As the son of a secretary, who raised him as a single parent, and as an aspiring athlete with little hand-eye coordination and no skill at moving laterally, he was neither.
“I felt shunned at times,” he recalls in the book. “I was the guy who did weird sports and who didn’t wear the right labels.” Kids in the “social” group made fun of his Lycra shorts.

When school officials at Plano East High won’t let him take off time from school to train, he says: “I knew damned well that if I played football and wore Polo shirts and had parents who belonged to the Los Rios Country Club, things would be different.”
Good to know we Planophobes aren’t alone!

dean smith wins

I would like to point out that Dean Smith — the longtime men’s basketball coach at the University of North Carolina — has been named the greatest coach of the last 25 years by ESPN’s “expert panel.” Dean’s longtime rival, the disturbingly rat-like Mike Krzyzykwekzyzyzewski, was knocked to a lowly third.
The “expert panel” — which one assumes does not include Ken Jennings — has not yet ruled on the best human beings of the last 25 years.
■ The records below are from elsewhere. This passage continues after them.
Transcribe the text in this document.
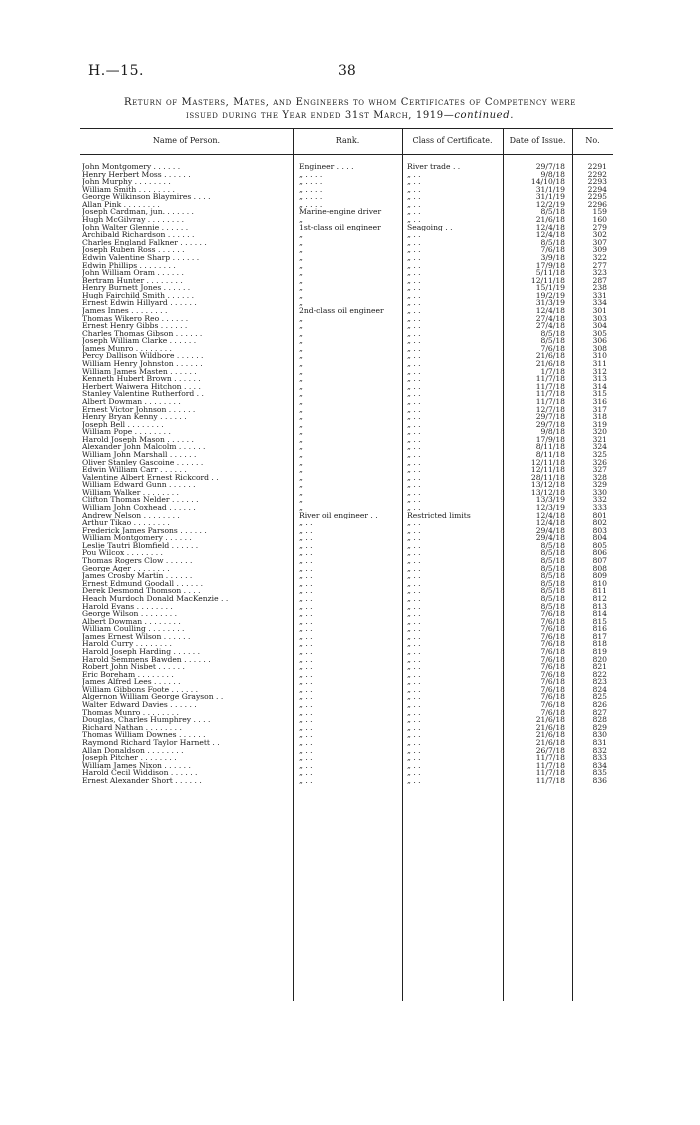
H.—15.	38
Return of Masters, Mates, and Engineers to whom Certificates of Competency were
issued during the Year ended 31st March, 1919—continued.
Name of Person.	Rank.	Class of Certificate.	Date of Issue.	No.
John Montgomery . . . . . .	Engineer . . . .	River trade . .	29/7/18	2291
Henry Herbert Moss . . . . . .	„ . . . .	„ . .	9/8/18	2292
John Murphy . . . . . . . .	„ . . . .	„ . .	14/10/18	2293
William Smith . . . . . . . .	„ . . . .	„ . .	31/1/19	2294
George Wilkinson Blaymires . . . .	„ . . . .	„ . .	31/1/19	2295
Allan Pink . . . . . . . .	„ . . . .	„ . .	12/2/19	2296
Joseph Cardman, jun. . . . . . .	Marine-engine driver	„ . .	8/5/18	159
Hugh McGilvray . . . . . . . .	„	„ . .	21/6/18	160
John Walter Glennie . . . . . .	1st-class oil engineer	Seagoing . .	12/4/18	279
Archibald Richardson . . . . . .	„	„ . .	12/4/18	302
Charles England Falkner . . . . . .	„	„ . .	8/5/18	307
Joseph Ruben Ross . . . . . .	„	„ . .	7/6/18	309
Edwin Valentine Sharp . . . . . .	„	„ . .	3/9/18	322
Edwin Phillips . . . . . . . .	„	„ . .	17/9/18	277
John William Oram . . . . . .	„	„ . .	5/11/18	323
Bertram Hunter . . . . . . . .	„	„ . .	12/11/18	287
Henry Burnett Jones . . . . . .	„	„ . .	15/1/19	238
Hugh Fairchild Smith . . . . . .	„	„ . .	19/2/19	331
Ernest Edwin Hillyard . . . . . .	„	„ . .	31/3/19	334
James Innes . . . . . . . .	2nd-class oil engineer	„ . .	12/4/18	301
Thomas Wikero Reo . . . . . .	„	„ . .	27/4/18	303
Ernest Henry Gibbs . . . . . .	„	„ . .	27/4/18	304
Charles Thomas Gibson . . . . . .	„	„ . .	8/5/18	305
Joseph William Clarke . . . . . .	„	„ . .	8/5/18	306
James Munro . . . . . . . .	„	„ . .	7/6/18	308
Percy Dallison Wildbore . . . . . .	„	„ . .	21/6/18	310
William Henry Johnston . . . . . .	„	„ . .	21/6/18	311
William James Masten . . . . . .	„	„ . .	1/7/18	312
Kenneth Hubert Brown . . . . . .	„	„ . .	11/7/18	313
Herbert Waiwera Hitchon . . . .	„	„ . .	11/7/18	314
Stanley Valentine Rutherford . .	„	„ . .	11/7/18	315
Albert Dowman . . . . . . . .	„	„ . .	11/7/18	316
Ernest Victor Johnson . . . . . .	„	„ . .	12/7/18	317
Henry Bryan Kenny . . . . . .	„	„ . .	29/7/18	318
Joseph Bell . . . . . . . .	„	„ . .	29/7/18	319
William Pope . . . . . . . .	„	„ . .	9/8/18	320
Harold Joseph Mason . . . . . .	„	„ . .	17/9/18	321
Alexander John Malcolm . . . . . .	„	„ . .	8/11/18	324
William John Marshall . . . . . .	„	„ . .	8/11/18	325
Oliver Stanley Gascoine . . . . . .	„	„ . .	12/11/18	326
Edwin William Carr . . . . . .	„	„ . .	12/11/18	327
Valentine Albert Ernest Rickcord . .	„	„ . .	28/11/18	328
William Edward Gunn . . . . . .	„	„ . .	13/12/18	329
William Walker . . . . . . . .	„	„ . .	13/12/18	330
Clifton Thomas Nelder . . . . . .	„	„ . .	13/3/19	332
William John Coxhead . . . . . .	„	„ . .	12/3/19	333
Andrew Nelson . . . . . . . .	River oil engineer . .	Restricted limits	12/4/18	801
Arthur Tikao . . . . . . . .	„ . .	„ . .	12/4/18	802
Frederick James Parsons . . . . . .	„ . .	„ . .	29/4/18	803
William Montgomery . . . . . .	„ . .	„ . .	29/4/18	804
Leslie Tautri Blomfield . . . . . .	„ . .	„ . .	8/5/18	805
Pou Wilcox . . . . . . . .	„ . .	„ . .	8/5/18	806
Thomas Rogers Clow . . . . . .	„ . .	„ . .	8/5/18	807
George Ager . . . . . . . .	„ . .	„ . .	8/5/18	808
James Crosby Martin . . . . . .	„ . .	„ . .	8/5/18	809
Ernest Edmund Goodall . . . . . .	„ . .	„ . .	8/5/18	810
Derek Desmond Thomson . . . .	„ . .	„ . .	8/5/18	811
Heach Murdoch Donald MacKenzie . .	„ . .	„ . .	8/5/18	812
Harold Evans . . . . . . . .	„ . .	„ . .	8/5/18	813
George Wilson . . . . . . . .	„ . .	„ . .	7/6/18	814
Albert Dowman . . . . . . . .	„ . .	„ . .	7/6/18	815
William Coulling . . . . . . . .	„ . .	„ . .	7/6/18	816
James Ernest Wilson . . . . . .	„ . .	„ . .	7/6/18	817
Harold Curry . . . . . . . .	„ . .	„ . .	7/6/18	818
Harold Joseph Harding . . . . . .	„ . .	„ . .	7/6/18	819
Harold Semmens Bawden . . . . . .	„ . .	„ . .	7/6/18	820
Robert John Nisbet . . . . . .	„ . .	„ . .	7/6/18	821
Eric Boreham . . . . . . . .	„ . .	„ . .	7/6/18	822
James Alfred Lees . . . . . .	„ . .	„ . .	7/6/18	823
William Gibbons Foote . . . . . .	„ . .	„ . .	7/6/18	824
Algernon William George Grayson . .	„ . .	„ . .	7/6/18	825
Walter Edward Davies . . . . . .	„ . .	„ . .	7/6/18	826
Thomas Munro . . . . . . . .	„ . .	„ . .	7/6/18	827
Douglas, Charles Humphrey . . . .	„ . .	„ . .	21/6/18	828
Richard Nathan . . . . . . . .	„ . .	„ . .	21/6/18	829
Thomas William Downes . . . . . .	„ . .	„ . .	21/6/18	830
Raymond Richard Taylor Harnett . .	„ . .	„ . .	21/6/18	831
Allan Donaldson . . . . . . . .	„ . .	„ . .	26/7/18	832
Joseph Pitcher . . . . . . . .	„ . .	„ . .	11/7/18	833
William James Nixon . . . . . .	„ . .	„ . .	11/7/18	834
Harold Cecil Widdison . . . . . .	„ . .	„ . .	11/7/18	835
Ernest Alexander Short . . . . . .	„ . .	„ . .	11/7/18	836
I presume Dean will fare well on that ranking as well.

navigating tab, stigmatics, edwin edwards

Our back-to-school education section ran in today’s paper. (It’s available in PDF form at that link.) One of my contributions ended up getting cut in a last-minute putsch (it’ll run in the Texas Living section in a few days), but my other piece did run: Texas celebrities talking about the most important childhood class they took. The best answer prize goes to actor Larry Hagman (a.k.a. J.R. Ewing on the TV show Dallas): “Typing. That’s where the girls were.”
Caught the Democratic convention last night. Barack Obama is a real political talent.
Evel Knievel Pinball.
Stigmatics sometimes aren’t really stigmatics. Shocking, I know! My favorite fake stigmatist remains former Louisiana Gov. Edwin Edwards, who during a 1980s campaign complained about the forces arrayed against him by smearing ketchup on his palms and assuming the crucified position at a press conference. Only in Louisiana could a state full of Catholics still elect him.
I’ve been half meaning to go visit old Edwin, who used to live about five miles from my house and is now in federal prison in Fort Worth. I could go bring him some crawfish.